Once the fillets are lightly cured, I placed in a shallow pan with dry and fresh onions, garlic, chilli peppers, capers, parsley and celery.
I let the fillets cook until they dissolve into a puree. Then add canned tomatoes and tomato puree and let the mix homogenize for 20 minutes.
Once the sardines mix has been turned into a thick delicious sauce, it is time to prepare the pasta. The dish requires pasta that adsorbs the sauce. I have selected a rustic pasta coming from the island of Chios.
Once the pasta is ready, drain and combine with the sauce. Let it rest for 5 minutes, and serve immediately.
Eating the dish is like navigating in Riemann’s space (for the lovers of geometry). A manifold of flavors unfolds in your mouth.
And the total cost of the dish is low. Try it!
Damianos Fish Tavern, Ambelas, island of Paros, Greece
Τρίτη, 12 Οκτωβρίου, 2010
A touch of the unforeseen landed me on the island of Paros for a short visit in October. The tourist season in Paros is very short, only three months, June, July, September. As a result in the first half of October the options for a decent meal to the visitor are limited.
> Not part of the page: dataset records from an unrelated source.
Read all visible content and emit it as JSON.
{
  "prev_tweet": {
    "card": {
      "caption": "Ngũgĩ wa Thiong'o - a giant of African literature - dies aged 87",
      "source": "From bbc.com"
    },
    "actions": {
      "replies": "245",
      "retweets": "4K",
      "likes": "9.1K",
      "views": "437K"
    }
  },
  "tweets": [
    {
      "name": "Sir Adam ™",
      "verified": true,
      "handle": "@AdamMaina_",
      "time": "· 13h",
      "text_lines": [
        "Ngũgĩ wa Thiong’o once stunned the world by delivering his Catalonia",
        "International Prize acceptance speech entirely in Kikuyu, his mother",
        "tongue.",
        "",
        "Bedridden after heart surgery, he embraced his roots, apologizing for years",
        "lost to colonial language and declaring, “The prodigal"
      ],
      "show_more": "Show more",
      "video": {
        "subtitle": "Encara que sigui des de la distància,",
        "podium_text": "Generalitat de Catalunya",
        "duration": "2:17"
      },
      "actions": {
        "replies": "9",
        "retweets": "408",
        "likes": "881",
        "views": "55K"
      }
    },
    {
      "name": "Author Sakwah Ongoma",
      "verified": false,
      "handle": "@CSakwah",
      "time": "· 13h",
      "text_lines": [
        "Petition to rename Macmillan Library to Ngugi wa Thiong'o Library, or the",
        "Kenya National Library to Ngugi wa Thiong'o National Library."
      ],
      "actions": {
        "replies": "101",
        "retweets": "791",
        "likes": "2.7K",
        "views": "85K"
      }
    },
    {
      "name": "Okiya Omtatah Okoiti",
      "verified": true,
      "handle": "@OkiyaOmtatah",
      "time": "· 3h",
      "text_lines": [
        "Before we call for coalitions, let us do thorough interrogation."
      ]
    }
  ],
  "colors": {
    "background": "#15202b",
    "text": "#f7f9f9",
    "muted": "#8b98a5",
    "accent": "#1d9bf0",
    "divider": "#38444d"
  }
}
Initially I wanted to go to Ventouris, a fish tavern I have enjoyed in the past, but as I have heard the tavern was closed. Instead, I opted for the fish tavern of Damianos, 100 meters from Ventouris. Here is my report.
The tavern is literally by the sea. However, the days before my arrival there were quite strong winds that prevented the fish boats from fishing. The result is that the fresh fish available was minimal (literally). When nature tries you you have to resort to the means by which man has been able to preserve food. In this case, salt curing provided the answer to the question: “what do you recommend for today?”
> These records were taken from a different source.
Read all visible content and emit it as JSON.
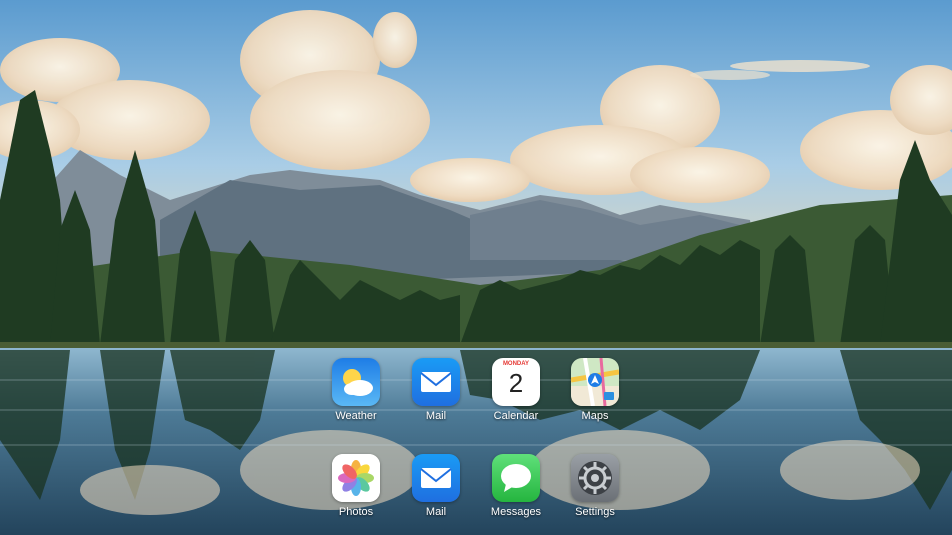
{
  "wallpaper": {
    "description_icon": "mountain-lake-wallpaper",
    "sky_color": "#6fa9d6",
    "water_color": "#2c4f6b"
  },
  "home_screen": {
    "apps": [
      {
        "label": "Weather",
        "icon": "weather-icon"
      },
      {
        "label": "Mail",
        "icon": "mail-icon"
      },
      {
        "label": "Calendar",
        "icon": "calendar-icon",
        "day": "MONDAY",
        "date": "2"
      },
      {
        "label": "Maps",
        "icon": "maps-icon"
      },
      {
        "label": "Photos",
        "icon": "photos-icon"
      },
      {
        "label": "Mail",
        "icon": "mail-icon"
      },
      {
        "label": "Messages",
        "icon": "messages-icon"
      },
      {
        "label": "Settings",
        "icon": "settings-icon"
      }
    ]
  }
}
Manos brought to me the red mullet fillets that have been salt cured, then thoroughly cleaned from the salt and stored in olive oil, thin slices of garlic and rosemary. The taste was wonderful, intense, full of flavor, and the flesh juicy and firm. Eduardo, the Peruvian who has made Paros his home for the last 15 years, told me the story of the dish. It started from a village on the Peloponnese and was modified by Damianos, the owner of the tavern.
The next delicacy was salt cured frissa, the large sardine fished in the waters of the Aegean. Here what impressed me was the balance of the salty taste, and the moist flesh of the fish. One thing is obvious, Damianos knows how to salt cure fish!!!
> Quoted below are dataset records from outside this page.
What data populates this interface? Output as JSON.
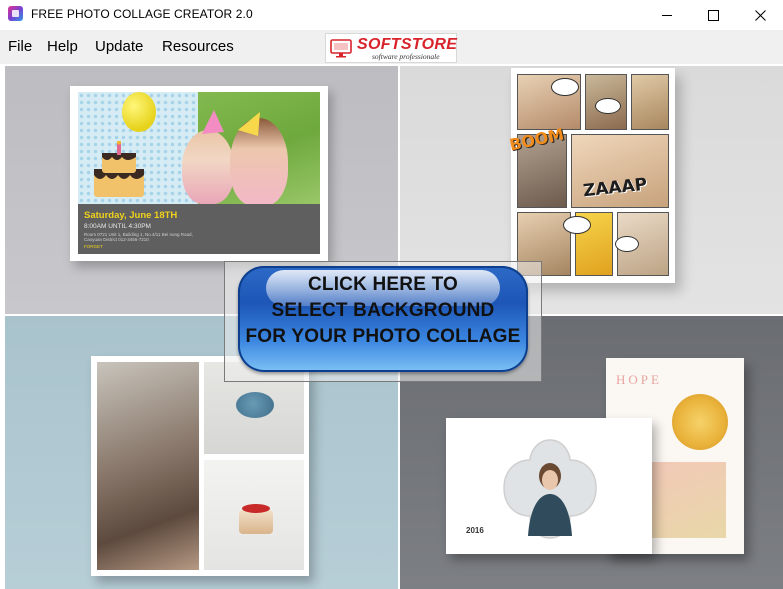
{
  "window": {
    "title": "FREE PHOTO COLLAGE CREATOR 2.0",
    "icons": {
      "app": "app-icon",
      "minimize": "minimize-icon",
      "maximize": "maximize-icon",
      "close": "close-icon"
    }
  },
  "menu": {
    "items": [
      {
        "label": "File"
      },
      {
        "label": "Help"
      },
      {
        "label": "Update"
      },
      {
        "label": "Resources"
      }
    ]
  },
  "logo": {
    "brand": "SOFTSTORE",
    "tagline": "software professionale"
  },
  "cta": {
    "line1": "CLICK HERE TO",
    "line2": "SELECT BACKGROUND",
    "line3": "FOR YOUR PHOTO COLLAGE"
  },
  "templates": {
    "birthday": {
      "date": "Saturday, June 18TH",
      "time": "8:00AM  UNTIL  4:30PM",
      "address": "Room 0721 Unit 1, Building 1, No.4/11 Bei nong Road, Caoyuan District  012-3456-7210",
      "rsvp": "FORGET"
    },
    "comic": {
      "boom": "BOOM",
      "zaaap": "ZAAAP"
    },
    "lookbook": {
      "title": "HOPE",
      "year": "2016"
    }
  },
  "colors": {
    "cta_blue": "#1d56b6",
    "cta_light": "#7ec2f5",
    "birthday_yellow": "#f0d21c",
    "boom_orange": "#f28c1c"
  }
}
The island of Naxos can be seen from Ambelas. It is less than 5 nautical miles away. Manos told me that they had received some nice potatoes from Naxos. they boiled them, dressed them with olive oil, and served with parsley, onions and capers which grow in abundance on Paros. I Was lucky to taste this dish, that in its simplicity was magnificent!!!! The flesh of the potato was sweet, soft and almost creamy. The combination with the onions and the capers was harmonious.
This dish of assorted vegetables came to partner with the main protein dish of the meal, chick peas!!! Chick peas grown on the island of Paros are limited in quantities but delicious. They cook them in the oven with plenty of onions and herbs (mainly oregano). They are soft, tender, and have smoky flavor.
At the end, a simple and delicious local sweet, called “patsavouropita”, literally translated as “rag-pie”. It is made with fillo, and a mix of eggs, milk, flower, and a bit of lemon peel.
Eating is Damianos was a pleasure of discovery of the technique and joy of salt curing done with expertise and skill. But the potatoes with the onions and the capers topped the bill for me as the simplest and most flavorful dish. Talking to Eduardo after the meal, he promised to me that next time (assuming that fish and seafood will be available) he will prepare the original Peruvian cheviche. For those who have tasted the original Peruvian cheviche, this sounds like a very good reason for another quick visit to Paros. Thank you Eduardo, Manos, and Thodoris, for a wonderful meal and your hospitality.